当時の日本最先端の技術と都市機能を持っていました。
日本最古の鉄筋コンクリート住宅を建造
東京ドーム2個分もない小さな島の中に、世界No.1ともなる人口密度の人たちが暮らすには、建物を高くする必要がありました。
そのため、地上7階建て、10階建てにもなる、当時にしてみれば高層の住宅が何棟も建造されました。
これらは鉄筋コンクリートで建造され、日本で初めて鉄筋コンクリート住宅が建ったのも、この軍艦島だったのです。
そして、快適な暮らしができたのは、優遇面だけの話でもなかったようです。
島が小さく蜜だったことと、炭鉱を生業としている人たちの集まりだったこともあり、島民たちの繋がりが強く、まるで島全体が家族のようなあたたかさがあったといいます。
軍艦島はなぜ閉鎖になったのか?
そんな華麗なる発展を遂げてきた軍艦島にも、閉鎖の時が訪れました。
理由は、長年石炭を採掘し続けてきたことにより、産炭効率が低下していったことに加え、世の中に起こった「エネルギー革命」。
時代の流れと共にエネルギー源が石炭から石油へと変わっていったからです。
石油利用が急拡大したため、炭鉱の経営は年々悪化し、昭和49年(1974年)についに炭鉱は閉鎖され、3ヶ月間ほどかけて島民たちは島を離れ、無人島となりました。

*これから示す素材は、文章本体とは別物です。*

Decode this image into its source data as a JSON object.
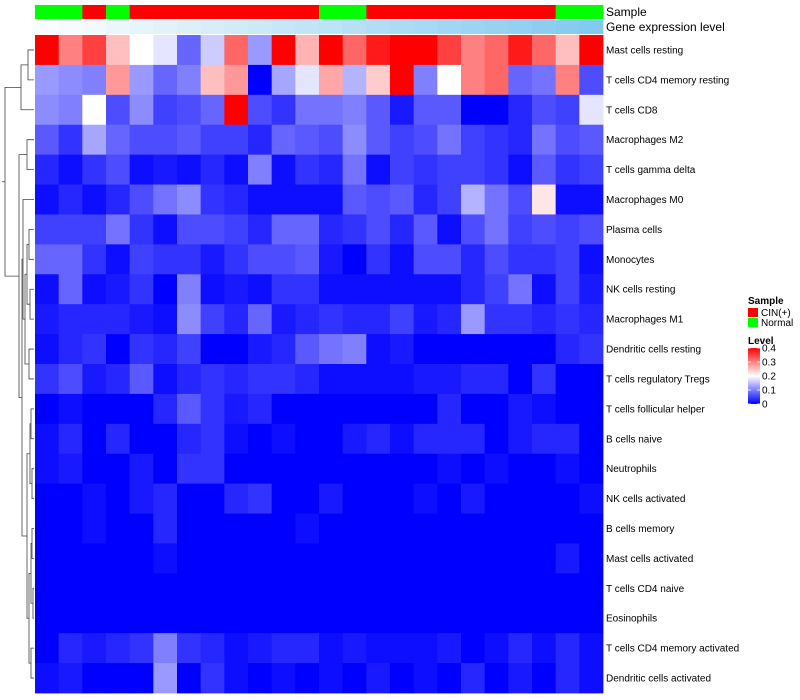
{
  "chart_data": {
    "type": "heatmap",
    "title": "",
    "annotation_rows": [
      {
        "name": "Sample",
        "type": "categorical",
        "values": [
          "Normal",
          "Normal",
          "CIN(+)",
          "Normal",
          "CIN(+)",
          "CIN(+)",
          "CIN(+)",
          "CIN(+)",
          "CIN(+)",
          "CIN(+)",
          "CIN(+)",
          "CIN(+)",
          "Normal",
          "Normal",
          "CIN(+)",
          "CIN(+)",
          "CIN(+)",
          "CIN(+)",
          "CIN(+)",
          "CIN(+)",
          "CIN(+)",
          "CIN(+)",
          "Normal",
          "Normal"
        ]
      },
      {
        "name": "Gene expression level",
        "type": "continuous",
        "values": [
          0.02,
          0.05,
          0.08,
          0.11,
          0.14,
          0.17,
          0.2,
          0.23,
          0.26,
          0.29,
          0.32,
          0.35,
          0.38,
          0.41,
          0.44,
          0.47,
          0.5,
          0.53,
          0.56,
          0.59,
          0.62,
          0.65,
          0.68,
          0.71
        ]
      }
    ],
    "rows": [
      "Mast cells resting",
      "T cells CD4 memory resting",
      "T cells CD8",
      "Macrophages M2",
      "T cells gamma delta",
      "Macrophages M0",
      "Plasma cells",
      "Monocytes",
      "NK cells resting",
      "Macrophages M1",
      "Dendritic cells resting",
      "T cells regulatory  Tregs",
      "T cells follicular helper",
      "B cells naive",
      "Neutrophils",
      "NK cells activated",
      "B cells memory",
      "Mast cells activated",
      "T cells CD4 naive",
      "Eosinophils",
      "T cells CD4 memory activated",
      "Dendritic cells activated"
    ],
    "values": [
      [
        0.4,
        0.3,
        0.35,
        0.25,
        0.2,
        0.18,
        0.08,
        0.16,
        0.32,
        0.12,
        0.4,
        0.26,
        0.4,
        0.32,
        0.38,
        0.4,
        0.4,
        0.35,
        0.3,
        0.32,
        0.38,
        0.32,
        0.25,
        0.4
      ],
      [
        0.12,
        0.11,
        0.1,
        0.28,
        0.12,
        0.08,
        0.1,
        0.25,
        0.28,
        0.0,
        0.13,
        0.18,
        0.27,
        0.14,
        0.24,
        0.4,
        0.1,
        0.2,
        0.3,
        0.32,
        0.08,
        0.09,
        0.3,
        0.06
      ],
      [
        0.11,
        0.1,
        0.2,
        0.06,
        0.11,
        0.05,
        0.06,
        0.08,
        0.4,
        0.06,
        0.04,
        0.09,
        0.09,
        0.1,
        0.07,
        0.02,
        0.07,
        0.07,
        0.0,
        0.0,
        0.03,
        0.06,
        0.05,
        0.18
      ],
      [
        0.07,
        0.04,
        0.13,
        0.08,
        0.06,
        0.06,
        0.07,
        0.05,
        0.05,
        0.03,
        0.08,
        0.07,
        0.06,
        0.11,
        0.07,
        0.05,
        0.06,
        0.09,
        0.05,
        0.04,
        0.03,
        0.09,
        0.06,
        0.07
      ],
      [
        0.03,
        0.01,
        0.04,
        0.06,
        0.01,
        0.02,
        0.01,
        0.03,
        0.01,
        0.1,
        0.01,
        0.04,
        0.03,
        0.09,
        0.01,
        0.05,
        0.04,
        0.05,
        0.05,
        0.04,
        0.01,
        0.07,
        0.04,
        0.05
      ],
      [
        0.01,
        0.03,
        0.01,
        0.03,
        0.06,
        0.09,
        0.11,
        0.04,
        0.03,
        0.01,
        0.01,
        0.01,
        0.01,
        0.07,
        0.06,
        0.07,
        0.03,
        0.05,
        0.14,
        0.09,
        0.06,
        0.22,
        0.01,
        0.01
      ],
      [
        0.05,
        0.05,
        0.05,
        0.09,
        0.04,
        0.01,
        0.06,
        0.06,
        0.05,
        0.03,
        0.08,
        0.08,
        0.03,
        0.04,
        0.06,
        0.03,
        0.07,
        0.01,
        0.06,
        0.09,
        0.05,
        0.06,
        0.05,
        0.06
      ],
      [
        0.08,
        0.08,
        0.04,
        0.01,
        0.05,
        0.04,
        0.04,
        0.02,
        0.04,
        0.06,
        0.06,
        0.07,
        0.02,
        0.0,
        0.04,
        0.01,
        0.06,
        0.06,
        0.03,
        0.06,
        0.04,
        0.04,
        0.05,
        0.01
      ],
      [
        0.01,
        0.08,
        0.01,
        0.02,
        0.04,
        0.0,
        0.1,
        0.01,
        0.02,
        0.01,
        0.04,
        0.04,
        0.01,
        0.01,
        0.01,
        0.01,
        0.01,
        0.01,
        0.03,
        0.05,
        0.09,
        0.01,
        0.05,
        0.02
      ],
      [
        0.02,
        0.03,
        0.03,
        0.03,
        0.02,
        0.01,
        0.11,
        0.05,
        0.03,
        0.08,
        0.02,
        0.03,
        0.04,
        0.03,
        0.03,
        0.05,
        0.02,
        0.03,
        0.12,
        0.04,
        0.04,
        0.03,
        0.04,
        0.03
      ],
      [
        0.01,
        0.03,
        0.04,
        0.0,
        0.04,
        0.03,
        0.05,
        0.0,
        0.0,
        0.02,
        0.03,
        0.07,
        0.09,
        0.1,
        0.01,
        0.02,
        0.0,
        0.0,
        0.0,
        0.0,
        0.0,
        0.0,
        0.03,
        0.04
      ],
      [
        0.04,
        0.06,
        0.02,
        0.03,
        0.07,
        0.01,
        0.03,
        0.04,
        0.03,
        0.04,
        0.04,
        0.03,
        0.01,
        0.01,
        0.01,
        0.01,
        0.02,
        0.02,
        0.03,
        0.03,
        0.0,
        0.04,
        0.0,
        0.0
      ],
      [
        0.0,
        0.01,
        0.0,
        0.0,
        0.0,
        0.03,
        0.07,
        0.04,
        0.02,
        0.03,
        0.0,
        0.0,
        0.0,
        0.0,
        0.0,
        0.0,
        0.0,
        0.03,
        0.0,
        0.0,
        0.02,
        0.01,
        0.0,
        0.0
      ],
      [
        0.01,
        0.03,
        0.0,
        0.03,
        0.0,
        0.0,
        0.03,
        0.04,
        0.01,
        0.0,
        0.01,
        0.0,
        0.0,
        0.02,
        0.03,
        0.01,
        0.03,
        0.03,
        0.03,
        0.0,
        0.02,
        0.03,
        0.03,
        0.0
      ],
      [
        0.01,
        0.02,
        0.0,
        0.0,
        0.02,
        0.0,
        0.04,
        0.04,
        0.0,
        0.0,
        0.0,
        0.0,
        0.0,
        0.0,
        0.0,
        0.0,
        0.0,
        0.01,
        0.0,
        0.01,
        0.0,
        0.0,
        0.01,
        0.0
      ],
      [
        0.0,
        0.0,
        0.01,
        0.0,
        0.02,
        0.03,
        0.0,
        0.0,
        0.03,
        0.04,
        0.0,
        0.0,
        0.02,
        0.0,
        0.0,
        0.0,
        0.01,
        0.0,
        0.02,
        0.0,
        0.0,
        0.0,
        0.0,
        0.01
      ],
      [
        0.0,
        0.0,
        0.01,
        0.0,
        0.0,
        0.03,
        0.0,
        0.0,
        0.0,
        0.0,
        0.0,
        0.01,
        0.0,
        0.0,
        0.0,
        0.0,
        0.0,
        0.0,
        0.0,
        0.0,
        0.0,
        0.0,
        0.0,
        0.0
      ],
      [
        0.0,
        0.0,
        0.0,
        0.0,
        0.0,
        0.01,
        0.0,
        0.0,
        0.0,
        0.0,
        0.0,
        0.0,
        0.0,
        0.0,
        0.0,
        0.0,
        0.0,
        0.0,
        0.0,
        0.0,
        0.0,
        0.0,
        0.02,
        0.0
      ],
      [
        0.0,
        0.0,
        0.0,
        0.0,
        0.0,
        0.0,
        0.0,
        0.0,
        0.0,
        0.0,
        0.0,
        0.0,
        0.0,
        0.0,
        0.0,
        0.0,
        0.0,
        0.0,
        0.0,
        0.0,
        0.0,
        0.0,
        0.0,
        0.0
      ],
      [
        0.0,
        0.0,
        0.0,
        0.0,
        0.0,
        0.0,
        0.0,
        0.0,
        0.0,
        0.0,
        0.0,
        0.0,
        0.0,
        0.0,
        0.0,
        0.0,
        0.0,
        0.0,
        0.0,
        0.0,
        0.0,
        0.0,
        0.0,
        0.0
      ],
      [
        0.0,
        0.03,
        0.02,
        0.03,
        0.04,
        0.1,
        0.04,
        0.03,
        0.01,
        0.02,
        0.03,
        0.03,
        0.01,
        0.02,
        0.01,
        0.01,
        0.01,
        0.02,
        0.0,
        0.01,
        0.03,
        0.01,
        0.03,
        0.01
      ],
      [
        0.01,
        0.02,
        0.0,
        0.0,
        0.0,
        0.12,
        0.0,
        0.04,
        0.01,
        0.0,
        0.01,
        0.0,
        0.01,
        0.0,
        0.02,
        0.0,
        0.01,
        0.0,
        0.03,
        0.0,
        0.02,
        0.0,
        0.03,
        0.01
      ]
    ],
    "color_scale": {
      "low": "#0000FF",
      "mid": "#FFFFFF",
      "high": "#FF0000",
      "min": 0,
      "mid_value": 0.2,
      "max": 0.4
    },
    "expression_scale": {
      "low": "#FFFFFF",
      "high": "#4FB4E8"
    },
    "legend": {
      "sample_title": "Sample",
      "sample_items": [
        {
          "label": "CIN(+)",
          "color": "#FF0000"
        },
        {
          "label": "Normal",
          "color": "#00FF00"
        }
      ],
      "level_title": "Level",
      "level_ticks": [
        {
          "value": 0.4,
          "label": "0.4"
        },
        {
          "value": 0.3,
          "label": "0.3"
        },
        {
          "value": 0.2,
          "label": "0.2"
        },
        {
          "value": 0.1,
          "label": "0.1"
        },
        {
          "value": 0,
          "label": "0"
        }
      ],
      "position": "right"
    }
  }
}
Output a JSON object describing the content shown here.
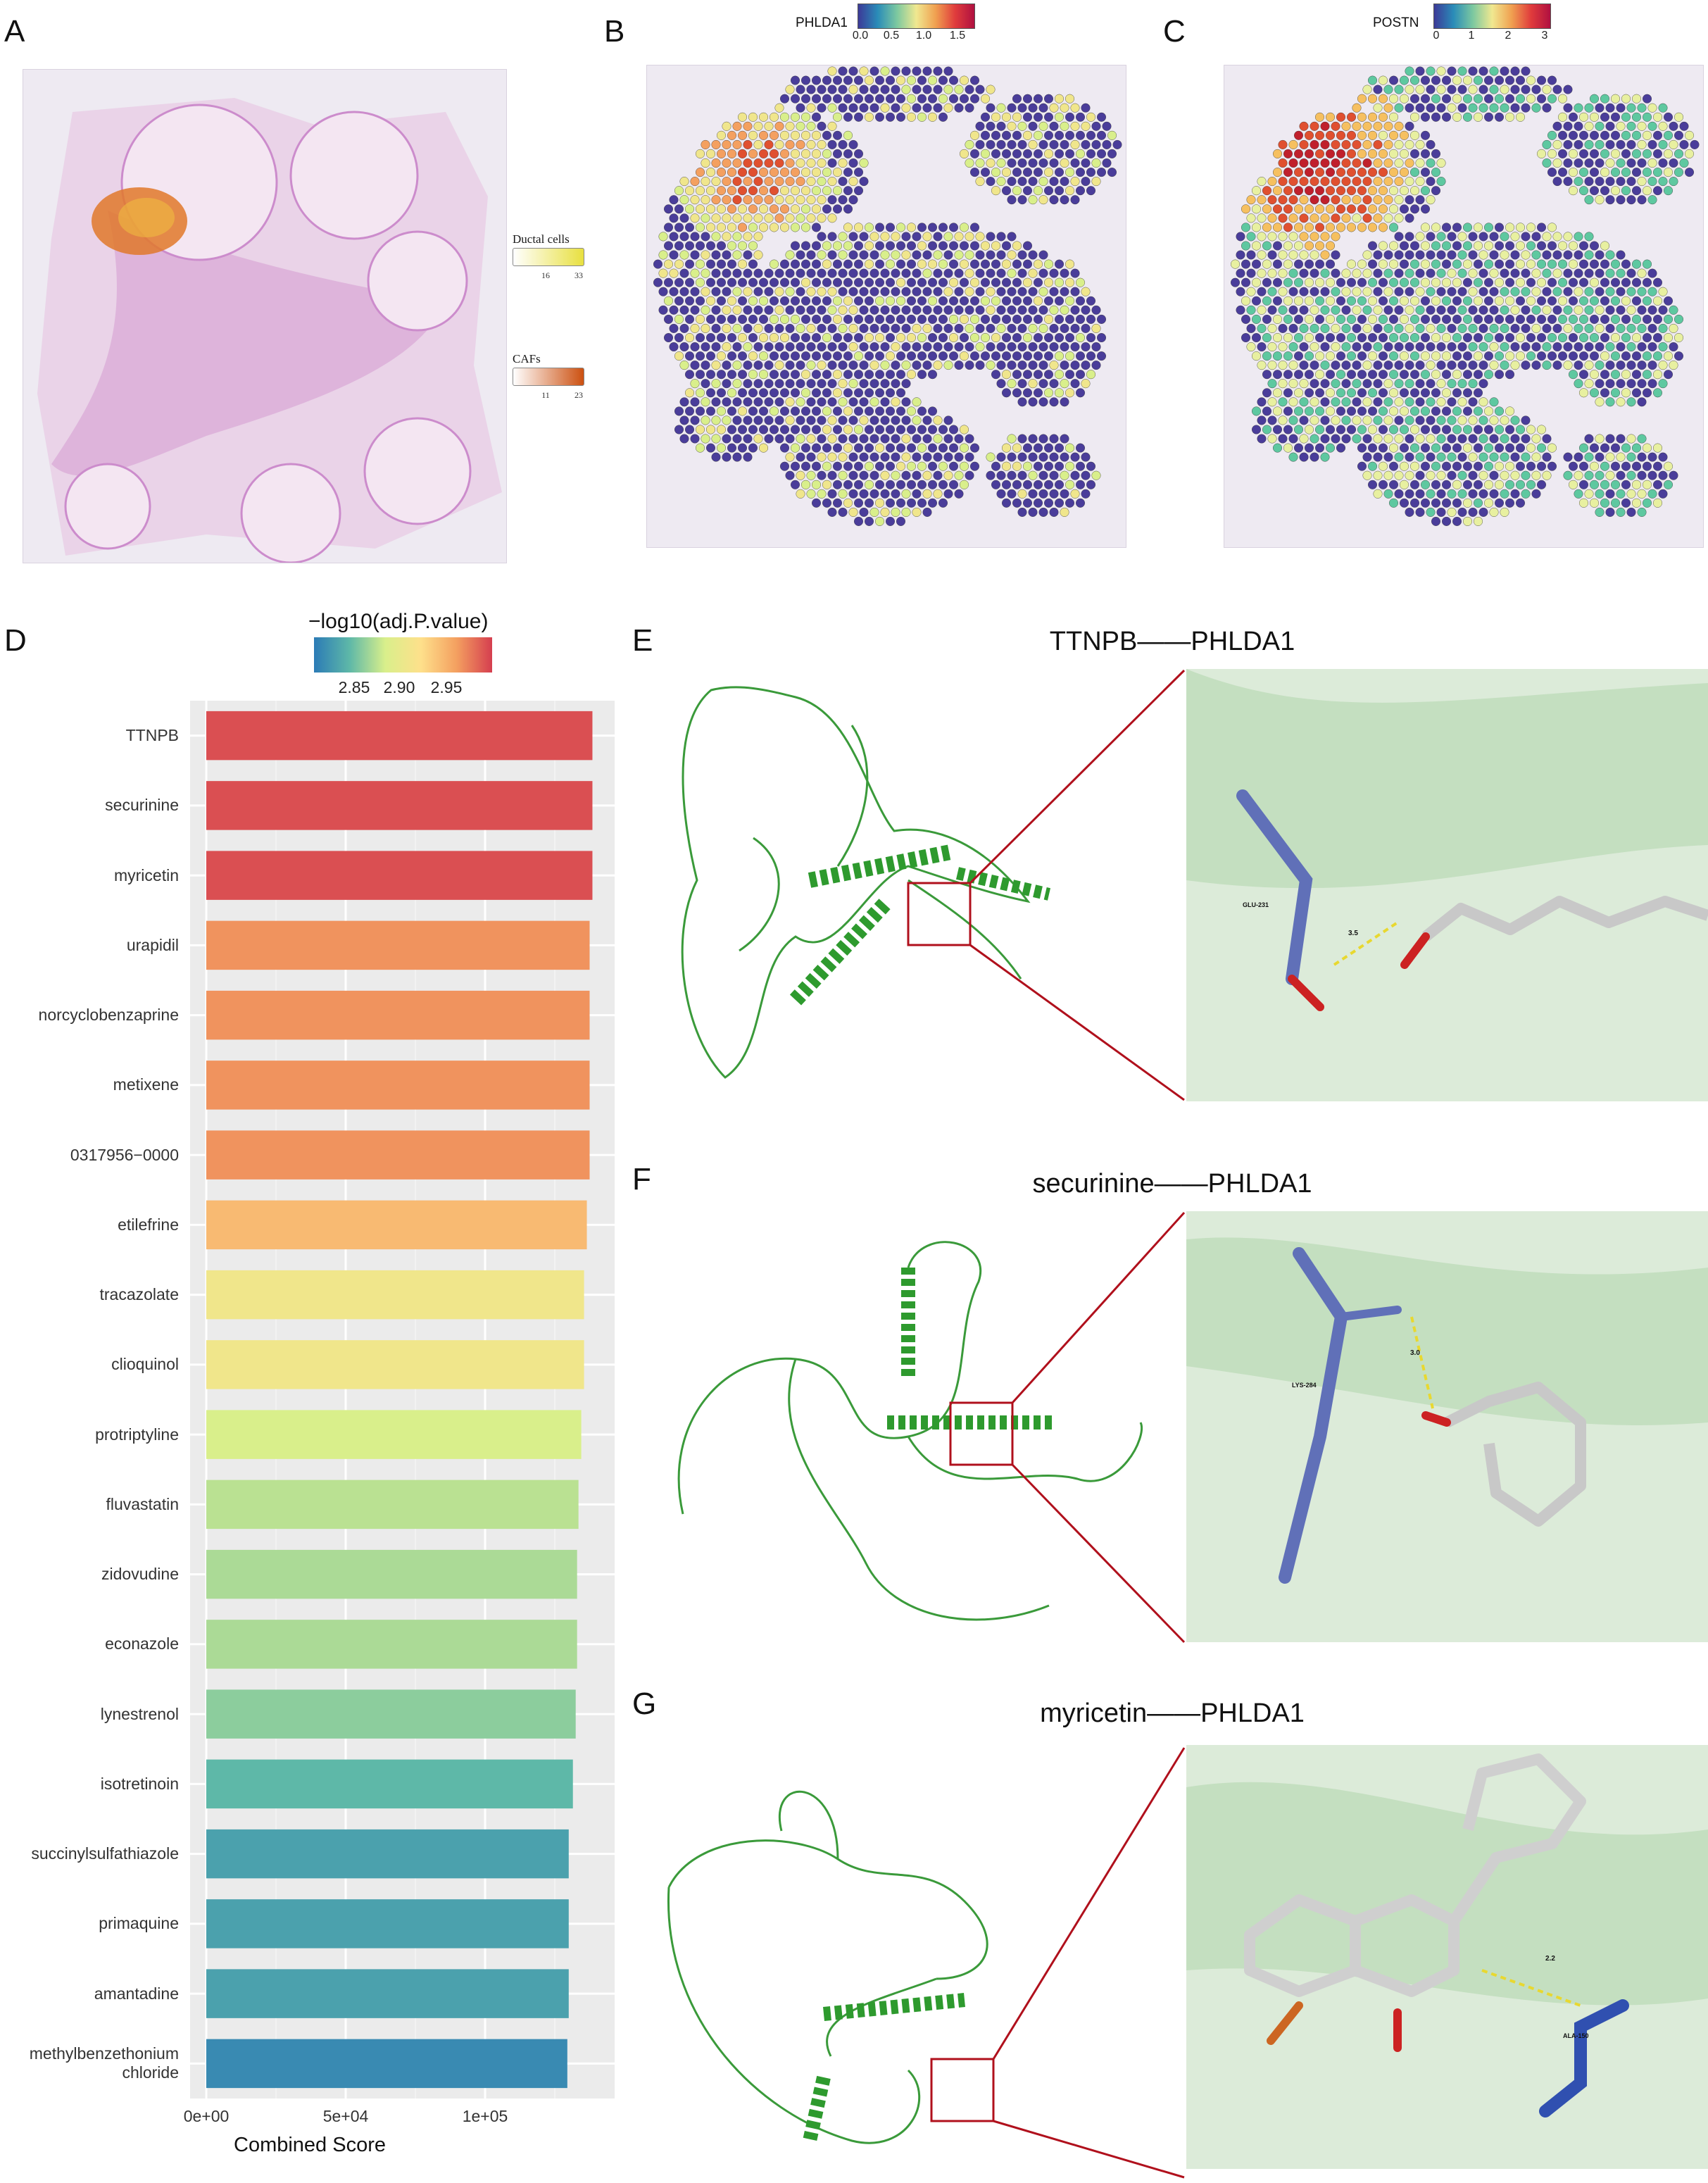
{
  "panels": {
    "A": "A",
    "B": "B",
    "C": "C",
    "D": "D",
    "E": "E",
    "F": "F",
    "G": "G"
  },
  "panelA": {
    "legend": [
      {
        "label": "Ductal cells",
        "tick_low": "16",
        "tick_high": "33",
        "color": "#e8e040"
      },
      {
        "label": "CAFs",
        "tick_low": "11",
        "tick_high": "23",
        "color": "#cc5010"
      }
    ]
  },
  "panelB": {
    "gene": "PHLDA1",
    "ticks": [
      "0.0",
      "0.5",
      "1.0",
      "1.5"
    ]
  },
  "panelC": {
    "gene": "POSTN",
    "ticks": [
      "0",
      "1",
      "2",
      "3"
    ]
  },
  "chart_data": {
    "type": "bar",
    "orientation": "horizontal",
    "xlabel": "Combined Score",
    "ylabel": "",
    "color_title": "−log10(adj.P.value)",
    "color_ticks": [
      "2.85",
      "2.90",
      "2.95"
    ],
    "color_range": [
      2.82,
      2.98
    ],
    "xlim": [
      0,
      140000
    ],
    "xticks": [
      {
        "value": 0,
        "label": "0e+00"
      },
      {
        "value": 50000,
        "label": "5e+04"
      },
      {
        "value": 100000,
        "label": "1e+05"
      }
    ],
    "grid": true,
    "categories": [
      "TTNPB",
      "securinine",
      "myricetin",
      "urapidil",
      "norcyclobenzaprine",
      "metixene",
      "0317956−0000",
      "etilefrine",
      "tracazolate",
      "clioquinol",
      "protriptyline",
      "fluvastatin",
      "zidovudine",
      "econazole",
      "lynestrenol",
      "isotretinoin",
      "succinylsulfathiazole",
      "primaquine",
      "amantadine",
      "methylbenzethonium\nchloride"
    ],
    "values": [
      138500,
      138500,
      138500,
      137500,
      137500,
      137500,
      137500,
      136500,
      135500,
      135500,
      134500,
      133500,
      133000,
      133000,
      132500,
      131500,
      130000,
      130000,
      130000,
      129500
    ],
    "neglog10_adjP": [
      2.975,
      2.975,
      2.975,
      2.955,
      2.955,
      2.955,
      2.955,
      2.94,
      2.915,
      2.915,
      2.9,
      2.89,
      2.885,
      2.885,
      2.875,
      2.86,
      2.845,
      2.845,
      2.845,
      2.83
    ]
  },
  "docking": [
    {
      "title": "TTNPB——PHLDA1",
      "residue": "GLU-231",
      "distance": "3.5"
    },
    {
      "title": "securinine——PHLDA1",
      "residue": "LYS-284",
      "distance": "3.0"
    },
    {
      "title": "myricetin——PHLDA1",
      "residue": "ALA-150",
      "distance": "2.2"
    }
  ]
}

その後、2015年に世界文化遺産に登録されましたが、老朽化も進み、土地柄、潮の被害や台風も多く、建物たちはなんとか今でも残っているものの年々崩壊が進んでいます。
これを修復するには、安全性や技術的な面、どういう姿で保存していくかなど、問題が多いようで、補修作業がまったくなされていないわけではありませんが、自然の流れに任せている部分が大きいのが実情のようです。
安全性が確保できないとのことで、一時は立ち入り禁止となり、今では解除されたものの誰もが気軽に島に立ち入ることはできません。
島に入るには、旅行会社などが行っている軍艦島上陸ツアーに参加しての上陸となり、それでも島内どこでも入れるわけではなく、入れる場所は限られています。
個人で立ち入ることはできません。
いつか、上陸できなくなる日も来るのかもしれませんね…。
まとめ
以上、軍艦島は何があった島なのか、なぜ閉鎖になったのかについてでした。
調べてみて、こんなにも小さな島の中にかつてはひとつの都市が成り立っていた、そしてそこでの生活は決して厳しいものではなかった、ということに少し驚きました。
あの廃墟の中は、かつてはきっと、すごく活気があったのでしょうね。
日本の他の町にはない、そこだけの文化があったのでしょう。
なんだかお話の世界のことのようにも感じますが、現実としてあったことなのだと思うと、なんというか、とてもロマンを感じました。